How to Generate a Repair Cost Estimate from a Floor Plan Scan
Turn a LiDAR scan into a material takeoff and a line-item cost estimate. Tag the affected materials, apply your own unit prices, and export to PDF or CSV.
vPlan AR Team
vPlan AR
Every repair estimate starts with two things: how much of each material is involved (the takeoff) and what each unit costs (your price book). The takeoff is usually the tedious part — measuring walls, multiplying by ceiling height for drywall and paint, totaling room areas for flooring, and running perimeters for baseboard.
When the floor plan comes from a LiDAR scan, those quantities are already computed. vPlan AR turns a scanned plan plus a few damage tags into a line-item estimate, priced with your own rates, and exports it to PDF or CSV.
What a Takeoff Needs (and Where the Numbers Come From)
A scan gives you each room's floor area, perimeter, and — with ceiling height — its wall area. From those, the quantities most repair estimates need fall out automatically: flooring and ceiling from floor area, drywall and insulation from wall area, paint from walls plus ceiling, and trim or baseboard from the perimeter.
The estimate is driven by the damage you tag, so you only pay to repair what was actually affected — not the whole building. Items that aren't geometry-based, like cabinetry or fixtures, come through as line items you can price per unit.
Step 1 — Tag the Affected Materials per Room
In the editor, open each affected room and select its affected materials — drywall, flooring, carpet, ceiling, insulation, baseboard, paint, and more. This is the same per-room tagging that powers the damage/scope report, so a single pass produces both documents.
Only rooms with tagged materials appear in the estimate, and each material becomes a line with a quantity pulled from that room's geometry.
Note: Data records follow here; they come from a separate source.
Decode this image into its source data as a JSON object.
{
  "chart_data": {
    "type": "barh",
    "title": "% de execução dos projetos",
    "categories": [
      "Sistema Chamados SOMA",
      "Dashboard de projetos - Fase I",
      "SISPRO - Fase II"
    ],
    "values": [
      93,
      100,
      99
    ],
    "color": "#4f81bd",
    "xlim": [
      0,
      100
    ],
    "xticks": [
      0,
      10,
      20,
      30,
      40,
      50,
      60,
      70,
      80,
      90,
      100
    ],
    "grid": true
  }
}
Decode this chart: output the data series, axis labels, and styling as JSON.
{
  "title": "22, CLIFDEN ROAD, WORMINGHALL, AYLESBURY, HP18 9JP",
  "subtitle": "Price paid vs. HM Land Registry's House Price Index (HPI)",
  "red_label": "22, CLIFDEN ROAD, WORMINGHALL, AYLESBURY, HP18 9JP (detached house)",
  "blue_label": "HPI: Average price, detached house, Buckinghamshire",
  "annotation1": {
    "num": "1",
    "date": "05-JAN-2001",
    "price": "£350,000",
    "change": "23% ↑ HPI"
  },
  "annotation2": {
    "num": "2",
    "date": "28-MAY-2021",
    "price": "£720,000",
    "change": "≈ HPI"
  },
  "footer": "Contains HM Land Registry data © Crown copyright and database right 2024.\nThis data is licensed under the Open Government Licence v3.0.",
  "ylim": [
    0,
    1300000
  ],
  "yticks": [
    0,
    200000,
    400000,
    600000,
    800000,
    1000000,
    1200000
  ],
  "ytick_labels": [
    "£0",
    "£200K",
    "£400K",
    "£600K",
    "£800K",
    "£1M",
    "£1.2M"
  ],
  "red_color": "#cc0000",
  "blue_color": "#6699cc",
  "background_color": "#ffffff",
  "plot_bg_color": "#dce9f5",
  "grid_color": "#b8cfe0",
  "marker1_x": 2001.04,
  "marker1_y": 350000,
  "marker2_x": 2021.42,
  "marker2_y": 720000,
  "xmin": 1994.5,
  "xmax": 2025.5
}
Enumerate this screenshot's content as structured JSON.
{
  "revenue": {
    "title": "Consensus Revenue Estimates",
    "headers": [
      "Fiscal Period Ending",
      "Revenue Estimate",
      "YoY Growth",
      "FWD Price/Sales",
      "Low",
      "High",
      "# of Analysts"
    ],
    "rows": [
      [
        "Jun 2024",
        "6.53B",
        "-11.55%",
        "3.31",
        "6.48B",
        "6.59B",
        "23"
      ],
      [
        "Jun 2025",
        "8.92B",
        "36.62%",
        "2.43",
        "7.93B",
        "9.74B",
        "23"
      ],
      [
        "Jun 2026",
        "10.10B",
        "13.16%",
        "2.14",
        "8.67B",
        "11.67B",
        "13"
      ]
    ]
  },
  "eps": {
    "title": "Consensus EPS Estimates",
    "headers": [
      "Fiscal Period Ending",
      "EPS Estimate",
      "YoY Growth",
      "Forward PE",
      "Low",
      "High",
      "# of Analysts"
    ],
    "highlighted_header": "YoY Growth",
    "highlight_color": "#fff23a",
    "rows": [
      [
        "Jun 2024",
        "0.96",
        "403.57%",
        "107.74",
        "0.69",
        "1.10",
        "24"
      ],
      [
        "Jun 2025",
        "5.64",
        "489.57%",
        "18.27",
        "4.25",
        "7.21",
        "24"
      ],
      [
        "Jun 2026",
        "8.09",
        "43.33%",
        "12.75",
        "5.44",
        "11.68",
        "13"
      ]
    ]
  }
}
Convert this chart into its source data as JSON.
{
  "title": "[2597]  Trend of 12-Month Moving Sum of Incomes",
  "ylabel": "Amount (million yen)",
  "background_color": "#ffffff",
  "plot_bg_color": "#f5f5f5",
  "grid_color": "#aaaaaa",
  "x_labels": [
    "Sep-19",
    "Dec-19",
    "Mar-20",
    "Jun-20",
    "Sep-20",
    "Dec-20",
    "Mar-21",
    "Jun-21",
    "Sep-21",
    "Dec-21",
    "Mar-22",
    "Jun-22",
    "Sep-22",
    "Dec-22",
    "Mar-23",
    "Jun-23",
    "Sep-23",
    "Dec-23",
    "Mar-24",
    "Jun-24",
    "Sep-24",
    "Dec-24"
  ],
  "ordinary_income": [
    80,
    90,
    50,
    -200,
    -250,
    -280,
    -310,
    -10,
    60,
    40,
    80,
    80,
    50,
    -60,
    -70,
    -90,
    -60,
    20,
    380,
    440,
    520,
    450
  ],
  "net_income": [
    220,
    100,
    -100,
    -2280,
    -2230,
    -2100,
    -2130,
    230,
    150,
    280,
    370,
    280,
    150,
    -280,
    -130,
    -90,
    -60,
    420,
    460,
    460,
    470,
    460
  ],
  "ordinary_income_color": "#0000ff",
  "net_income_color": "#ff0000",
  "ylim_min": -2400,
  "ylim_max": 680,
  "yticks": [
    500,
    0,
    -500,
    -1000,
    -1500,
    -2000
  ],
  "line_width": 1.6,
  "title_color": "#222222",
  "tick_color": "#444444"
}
Step 2 — Set Your Unit Prices
vPlan AR ships with a default rate card so you get a usable number immediately, but the prices are yours to control. Open Settings and edit the Estimate Rate Card — set your real cost per square foot for drywall, flooring, paint, per linear foot for baseboard, and per-unit allowances for the rest. Set a waste/contingency percentage too.
Your rates are saved to your account and reused across every project, so you tune them once. Cost estimating is a Pro and Business feature.
Step 3 — Export the Estimate (PDF or CSV)
Tap Export and choose Repair Cost Estimate. The PDF groups line items by room with quantities, unit prices, and totals, then adds a subtotal, your waste/contingency, and a grand total. Choose CSV instead and you get a flat spreadsheet you can drop into your own bid template or accounting system.
Because the estimate and the scope-of-work report come from the same scan and the same tags, the numbers and the narrative always agree.
How Accurate Is It?
The quantities are as accurate as the scan, which for LiDAR is within a couple of percent on typical rooms — far better than pacing or eyeballing. The dollar figure is only as good as your rate card, which is exactly why the prices are editable. Treat the output as a fast, defensible rough estimate that gets you to a bid in minutes instead of hours; refine the rates and allowances for a firm quote.
For property-loss work, pair the estimate with the scope-of-work report so the adjuster sees both what happened and what it costs to put right.